Heat Pipe Heat Exchangers are used when the heat exchange occurs between two fluid streams that are kept separate. In some cases, it is desirable to maintain one of the outlet streams at a constant temperature, even with variations in inlet flow rate and temperatures. In this case, Variable Conductance Heat Pipes (VCHPs) can be used in a VCHP Heat Exchanger.
Figure 1. Variable Conductance Heat Pipe (VCHP).
In a VCHP, a Non-Condensable Gas (NCG) is added to the heat pipe, in addition to the working fluid. Depending on the operating conditions, the NCG can block all, some, or none of the available condenser length. When the VCHP is operating, the NCG is swept toward the condenser end of the heat pipe by the flow of the working fluid vapor. At high powers, all of the NCG is driven into the reservoir, and the condenser is fully open; see Figure 1. As the power is lowered, the vapor temperature drops slightly. Since the system is saturated, the vapor pressure drops at the same time. This lower pressure allows the NCG to increase in volume, blocking a portion of the condenser. At very low powers, the vapor temperature and pressure are further reduced, the NGC volume expands, and most of the condenser is blocked. This change in active condenser length minimizes the drop in evaporator and associated electronics temperatures over large changes in power and evaporator sink conditions.

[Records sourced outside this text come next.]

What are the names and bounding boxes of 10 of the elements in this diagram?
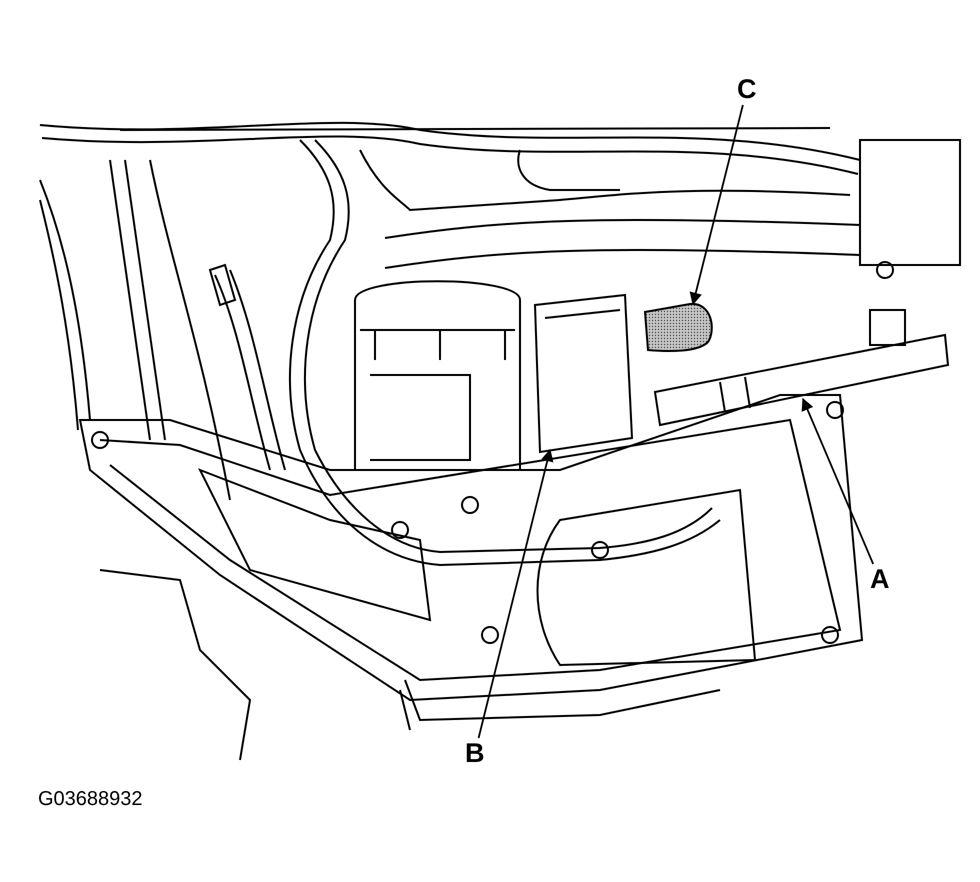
leader-line	[478, 448, 554, 738]
callout-letter: A	[870, 566, 890, 593]
leader-line	[690, 104, 744, 306]
canister-drawing	[534, 294, 634, 453]
callout-letter: B	[465, 740, 484, 767]
figure-code: G03688932	[38, 788, 143, 811]
hose-drawing	[654, 334, 950, 426]
leader-line	[802, 398, 874, 564]
cap-drawing	[644, 303, 713, 352]
callout-letter: C	[737, 76, 756, 103]
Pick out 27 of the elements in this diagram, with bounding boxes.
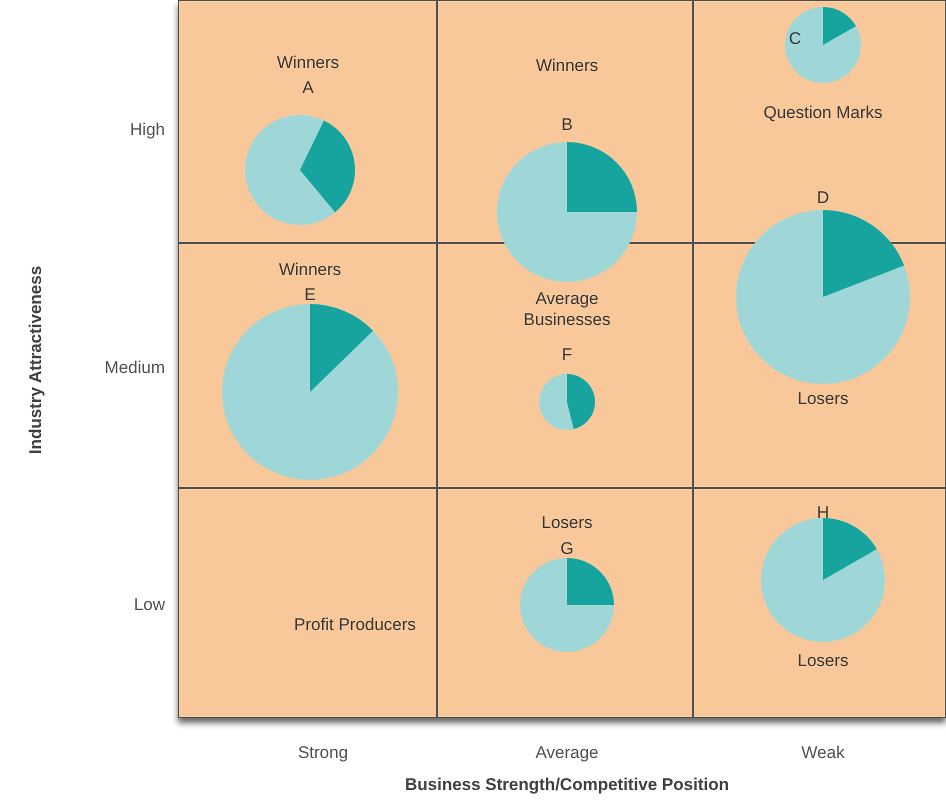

To control the outlet temperature of one stream, a series of VCHPs are linked together in a heat exchanger with the hottest fluid on the bottom; see the animation in Figure 2, and the VCHP Heat Exchanger photograph in Figure 3. The VCHP Heat Exchanger (Passive Thermal Management for a Fuel Cell Reforming Process) was designed to cool a hydrogen stream to around 85°C with hydrogen flow rates varying by factor of 10, and inlet hydrogen temperature by 250°C.
Figure 2. VCHP Heat Exchanger is used to maintain a nearly constant hydrogen gas temperature, while flow rates can vary by a factor of 10, and inlet hydrogen temperature by 250°C. When the temperature of the incoming hydrogen increases, the NCG in more of the VCHPs is pushed towards the reservoir, increasing the heat transfer to the coolant.

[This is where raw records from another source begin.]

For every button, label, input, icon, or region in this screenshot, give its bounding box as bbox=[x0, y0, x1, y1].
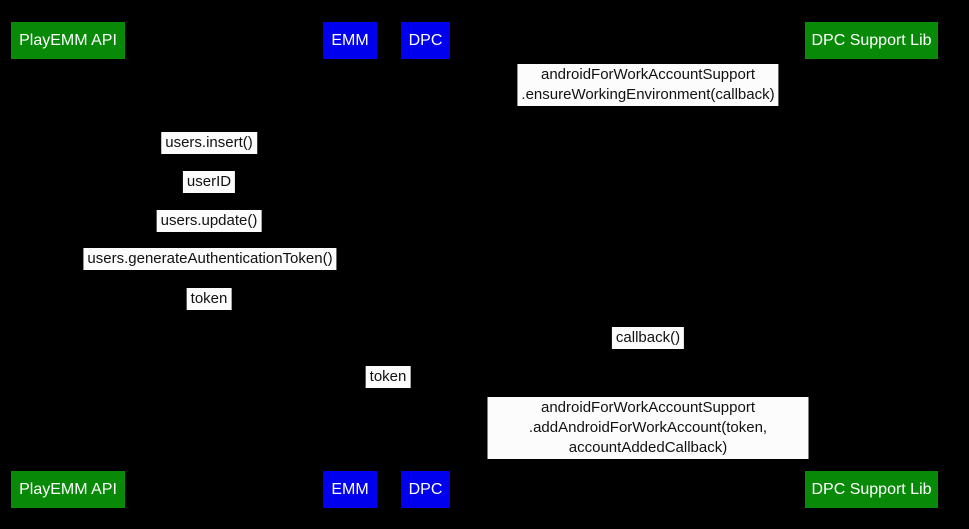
lifeline-playemm-api bbox=[67, 59, 68, 471]
lifeline-emm bbox=[349, 59, 350, 471]
message-token-return: token bbox=[186, 288, 232, 310]
message-users-insert: users.insert() bbox=[161, 132, 257, 154]
message-ensure-working-environment: androidForWorkAccountSupport .ensureWork… bbox=[517, 64, 779, 106]
actor-playemm-api-bottom: PlayEMM API bbox=[11, 471, 125, 508]
actor-dpc-support-lib-bottom: DPC Support Lib bbox=[805, 471, 938, 508]
message-token-forward: token bbox=[365, 366, 411, 388]
message-add-android-for-work-account: androidForWorkAccountSupport .addAndroid… bbox=[487, 397, 809, 459]
actor-emm-top: EMM bbox=[323, 22, 377, 59]
actor-playemm-api-top: PlayEMM API bbox=[11, 22, 125, 59]
message-generate-authentication-token: users.generateAuthenticationToken() bbox=[83, 248, 337, 270]
message-callback: callback() bbox=[611, 327, 685, 349]
message-users-update: users.update() bbox=[156, 210, 262, 232]
message-userid: userID bbox=[182, 171, 236, 193]
actor-dpc-support-lib-top: DPC Support Lib bbox=[805, 22, 938, 59]
actor-dpc-top: DPC bbox=[401, 22, 450, 59]
lifeline-dpc-support-lib bbox=[871, 59, 872, 471]
lifeline-dpc bbox=[425, 59, 426, 471]
actor-emm-bottom: EMM bbox=[323, 471, 377, 508]
actor-dpc-bottom: DPC bbox=[401, 471, 450, 508]
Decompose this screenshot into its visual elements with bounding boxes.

Since the desired output temperature was 85°C, the VCHPs were designed so that they were fully open at the hydrogen inlet temperatures, while the condenser was fully blocked by NCG when the hydrogen temperature was 85°C. As shown in Figure 2, the VCHPs near the inlet are fully open, due to the high temperature of the hydrogen. As the hydrogen passes through the heat exchanger, the VCHPs cool the hydrogen by transferring heat to the counter-current coolant water stream. As the temperature approaches 85°C, the VCHPs shut down. The number of active VCHPs is set by the hydrogen inlet temperature and flow rate: most of the VCHPs are active at high inlet temperatures and/or flow rates, while most of the VCHPs are shut down for low inlet temperature and/or flow rates. The entire system is passive, with no control requirements.
Experimental results for the VCHP Heat Exchanger, as well as a Heat Pipe Heat Exchanger are shown in Figure 4, where the hydrogen inlet temperature was varied from 390 to 110°C. The VCHP passively controlled the hydrogen outlet temperature in a roughly 10°C range, and the hydrogen inlet temperature dropped by roughly 250°C. In contrast, the temperature in a heat pipe heat exchanger dropped by more than 50°C over the same range, with the hydrogen outlet too cold at lower inlet temperatures.